In the final analysis, according to some EPS camp leaders, OPS putting dynasty interests above party interests delayed the AIADMK formally joining the BJP, and ultimately led to his being thrown out of the party and the EPS leadership breaking all ties with the national ally from the 2019 and 2021 polls — respectively for the Lok Sabha and the state assembly — both of which they lost to the DMK-Congress rival.
Yet, the same accusation cannot be laid against the BJP’s candidate for the prestigious South Chennai seat.
A medical doctor, Dr Tamizhisai Soundararajan (62) was the controversial governor of Telangana and also the lieutenant governor of Puducherry, quit both jobs, and signed back into the BJP as a primary member at Chennai the very next day.
A couple of days later, the party named her candidate, taking on DMK’s sitting MP, Tamizhachchi Thangapandian, and her immediate predecessor J Jayavardhan of the AIADMK.
In a way, all three are children of leading politicians, but that stigma, if it is any, does not stick to Tamizhisai alone, and for obvious reasons.
A former state BJP president, who held the post possibly for a longer time than any other in recent memory, Tamizhisai is the daughter of Kumari Ananthan of the Indian National Congress.
Nonagenarian Ananthan is a former MP and was once state president of the Congress.
Thus, the father-daughter duo may be one of a kind for heading rival national parties in their shared state.
That is not the case with the other two. Tamil scholar and former English professor in a government college, the DMK’s Tamizhachchi Thangapandian (61), born Sumathi, is the daughter of the late DMK minister and a southern Virudhunagar district strongman, Thangapandian — and has also retained her father’s name.
Her husband Chandrashekar is a police officer.
Tamizhachchi’s brother, Thangam Thennarasu, an engineer by qualification and profession, is the state’s finance minister.
Together, the two lend their names to critics’ argument that the DMK, after all, was a ‘family party’ where dynastic politics prevailed.
If however it does not stick or hurt as much, either the party or either of the siblings, it was also because they entered politics only after the death of their father — and have acquitted themselves well in their role, without getting into any controversy of the ‘dynastic kind’.

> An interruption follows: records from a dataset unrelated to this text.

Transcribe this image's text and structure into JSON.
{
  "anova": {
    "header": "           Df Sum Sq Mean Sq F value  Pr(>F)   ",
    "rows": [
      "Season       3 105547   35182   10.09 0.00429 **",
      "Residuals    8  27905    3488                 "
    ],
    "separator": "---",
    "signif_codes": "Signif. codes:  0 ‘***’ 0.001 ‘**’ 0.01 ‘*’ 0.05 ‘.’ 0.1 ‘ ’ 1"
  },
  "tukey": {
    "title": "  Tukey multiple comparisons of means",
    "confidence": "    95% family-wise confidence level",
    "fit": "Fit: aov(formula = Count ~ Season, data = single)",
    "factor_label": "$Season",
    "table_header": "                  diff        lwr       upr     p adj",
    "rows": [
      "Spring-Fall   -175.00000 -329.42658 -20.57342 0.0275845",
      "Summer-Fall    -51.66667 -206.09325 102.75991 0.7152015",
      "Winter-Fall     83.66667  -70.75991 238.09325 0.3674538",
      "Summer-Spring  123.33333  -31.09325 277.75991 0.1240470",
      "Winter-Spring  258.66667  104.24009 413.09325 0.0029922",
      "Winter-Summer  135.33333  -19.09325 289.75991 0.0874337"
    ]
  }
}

Against the two other main candidates, AIADMK’s J Jayavardhan is just 36.
He became the youngest MP in the country at 26, when he won the same seat in elections 2014, when Jayalalithaa’s ‘Modiya-indha-Lady-a?‘ campaign-call swept it all in the party’s favour.
Despite being a medical doctor (like the BJP’s Tamizhisai) and an MP for a full five years, he still owes the seat not to his political presence, but to the dominance of his father, D Jayakumar, who was either the speaker of the state assembly or the fisheries minister under Jayalalithaa, OPS and EPS — and is the unofficial spokesman of the party.

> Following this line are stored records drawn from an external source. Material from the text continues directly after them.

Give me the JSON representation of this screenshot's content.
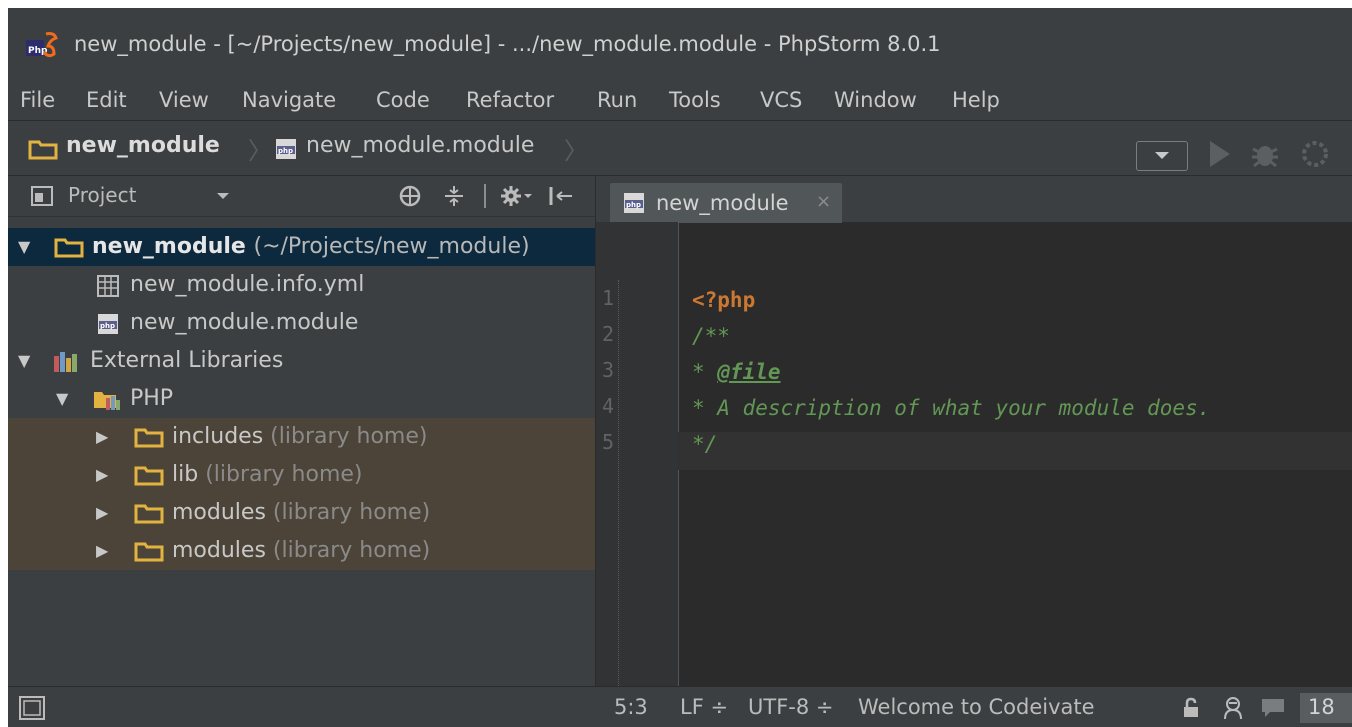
{
  "window": {
    "title": "new_module - [~/Projects/new_module] - .../new_module.module - PhpStorm 8.0.1"
  },
  "menu": [
    "File",
    "Edit",
    "View",
    "Navigate",
    "Code",
    "Refactor",
    "Run",
    "Tools",
    "VCS",
    "Window",
    "Help"
  ],
  "navbar": {
    "project": "new_module",
    "file": "new_module.module"
  },
  "project_panel": {
    "title": "Project",
    "root": {
      "label": "new_module",
      "path": "(~/Projects/new_module)"
    },
    "files": [
      "new_module.info.yml",
      "new_module.module"
    ],
    "external": "External Libraries",
    "php": "PHP",
    "libraries": [
      {
        "label": "includes",
        "hint": "(library home)"
      },
      {
        "label": "lib",
        "hint": "(library home)"
      },
      {
        "label": "modules",
        "hint": "(library home)"
      },
      {
        "label": "modules",
        "hint": "(library home)"
      }
    ]
  },
  "editor": {
    "tab": "new_module",
    "tab_close": "×",
    "line_numbers": [
      "1",
      "2",
      "3",
      "4",
      "5"
    ],
    "code": {
      "l1": "<?php",
      "l2": "/**",
      "l3_prefix": "* ",
      "l3_tag": "@file",
      "l4": "* A description of what your module does.",
      "l5": "*/"
    }
  },
  "status": {
    "position": "5:3",
    "line_sep": "LF ÷",
    "encoding": "UTF-8 ÷",
    "message": "Welcome to Codeivate",
    "badge": "18"
  },
  "colors": {
    "keyword": "#cc7832",
    "comment": "#629755",
    "folder": "#e3b341",
    "selection": "#0d293e"
  },
  "icons": [
    "phpstorm-logo-icon",
    "folder-icon",
    "php-file-icon",
    "project-view-icon",
    "dropdown-arrow-icon",
    "locate-icon",
    "collapse-icon",
    "settings-icon",
    "hide-icon",
    "yml-file-icon",
    "library-icon",
    "php-library-icon",
    "run-icon",
    "debug-icon",
    "coverage-icon",
    "toggle-panels-icon",
    "lock-icon",
    "inspector-icon",
    "chat-icon"
  ]
}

This is also Jayavardhan’s burden as in a three-cornered contest like this, he does not seem to have any vote bank in the constituency to call his own.
An interesting aspect of elections in South Chennai this time is not only ‘family heritage’ and/or dynastic politics.
Apart from the DMK’s incumbent Tamizhchchi and BJP’s Tamilisai, there is actor-politician Seeman’s Naam Tamizhar Katchi (NKT) candidate, S Tamil Selvi, too carrying the ‘Tamil’ in her name… Something coincidental, yes, but also unique!